The Difference Between Mens Health and T-Nation

i like reading men’s health from time to time because they have articles about things other than improving a muscle group and who placed what in whatever recent shows there was.

it’s more of an on-the-toilet read for me.

[quote]Pootie Tang wrote:

[quote]DixiesFinest wrote:

[quote]sluicy wrote:

[quote]pushmepullme wrote:

[quote]Ken St.Mich wrote:
The question makes sense for athletes in weight divisions or sports which require agility and stamina as well as strenght.[/quote]

And for chicks who think lifting a weight over 10 lbs will turn them into Jay Cutler overnight.[/quote]

But it WILL!! Right??? Everyone sez so, you can’t argue with teh everyones!

My lord, this drives me effing nuts. I am the same size at a muscular 125 than I was at a flabby 105. My girlfriends refuse the evidence right in front of their face and continue to eat shit somehow redeemed with whole grains or whatever and run on the damn treadmill.

/rant, haha[/quote]

125lbs?

…Jesus, it has been years since I have been below 200lbs
[/quote]

You are aware that Sluicy is a woman right?[/quote]

HA!

I did not, my mistake.

Well in that case, my message should read “125? well done mam!”

[quote]PimpBot5000 wrote:
I prefer Men’s Health to Flex, easily.

Sure, there is a lot of stuff aimed at beginners, but in general the nutrition and training pieces are way better than most other muscle magazines. Lots of good contributors, many of whom write for T-Nation as well. I remember MH ran a piece a LONG time ago talking about the virtues of pull-ups and chin-ups over lat pulldowns…before they were in vogue.

They also were among the first to recommend dusting off your old “ab wheel” and using them for jack-knives. Yeah, they’ve run some absolute POS articles as well, but who hasn’t?

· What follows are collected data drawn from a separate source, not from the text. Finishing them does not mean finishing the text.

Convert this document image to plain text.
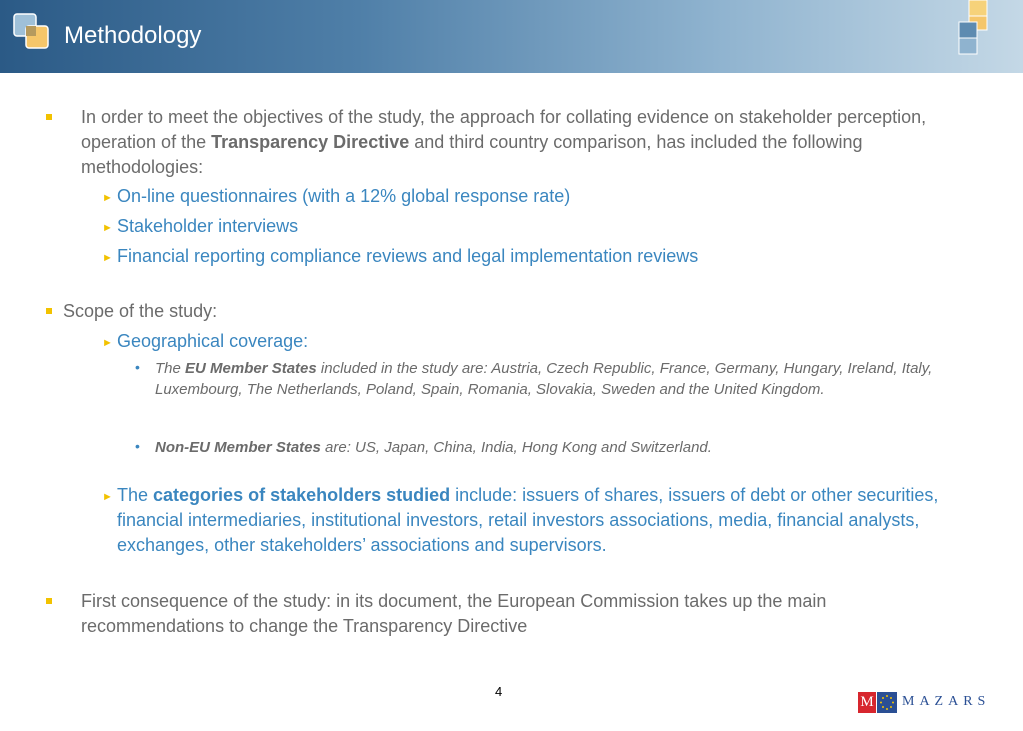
Methodology
In order to meet the objectives of the study, the approach for collating evidence on stakeholder perception, operation of the Transparency Directive and third country comparison, has included the following methodologies:
► On-line questionnaires (with a 12% global response rate)
► Stakeholder interviews
► Financial reporting compliance reviews and legal implementation reviews
Scope of the study:
► Geographical coverage:
• The EU Member States included in the study are: Austria, Czech Republic, France, Germany, Hungary, Ireland, Italy, Luxembourg, The Netherlands, Poland, Spain, Romania, Slovakia, Sweden and the United Kingdom.
• Non-EU Member States are: US, Japan, China, India, Hong Kong and Switzerland.
► The categories of stakeholders studied include: issuers of shares, issuers of debt or other securities, financial intermediaries, institutional investors, retail investors associations, media, financial analysts, exchanges, other stakeholders’ associations and supervisors.
First consequence of the study: in its document, the European Commission takes up the main recommendations to change the Transparency Directive
4
M MAZARS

Now, reading through an issue of Flex typically goes like this:

1.) Turn through 16 pages of ads to find the index.
2.) A couple of thinly-veiled “ed-vertisements” before the first piece, usually several pages of a jacked guy in cutoff jean shorts and work boots showing off his striated hamstrings and/or buttocks (I don’t care how big you are, cutoff jean shorts are for reserved for sexy Southern chicks and girls washing cars only!)

3.) Another 23 pages of ads, most of which are littered with extreme sounding-superlatives like “most bodacious” and “explodingest”.
4.) A training article, typically containing such groundbreaking muscle-building tips as “Go for sets of 8-12, make the last two reps really count”, “Feel the pump…you’ve gotta feel the pump!” and “To really burn up your bracialis, try drop-sets!”.

5.) More ads. “For the most bodacious, explodingest grape-enosity imaginable, try our ready-to-drink grape whey protein isolate!”. No, thank you, I don’t think I’m intense enough to handle that magnitude of grape-enosity.

6.) A nutrition piece. Again, real hard-hitting topics like “Egg Yolks: Friend or Foe?” or “Gram of Protein per Pound of Bodyweight…Enough?”. There is always a requisite picture of a bodybuilder in his kitchen, spooning a powder into his blender and giving the camera a goofy grin. He is inevitably wearing a tank-top which coincidentally advertises said powder.

7.) Did someone ask for more ads? No? Well too bad, here are another 28 pages! “When Jean-Pierre Fux wants to REALLY put on mass, he looks no further than Chrysin!”. Oh, forgive me, I thought it was a whole medicine cabinet of exotic testosterone esters from countries which no longer exist, stacked with growth hormones extracted from a Dodo bird’s pituitary. It was CHRYSIN! Should have known all along.

8.) You reach the back cover. An audible sigh is emitted, along with the word “fuck”. You think of a whole laundry list of things that 6 dollars could have been better spent on, including Cadbury Easter Eggs, a rhubarb-scented freshener for your car, or a set of collector’s coins commerating “Wild Songbirds of New England”. [/quote]

Brilliant . . . absolutely brilliant.

Jimmy the Bartender says some funny shit.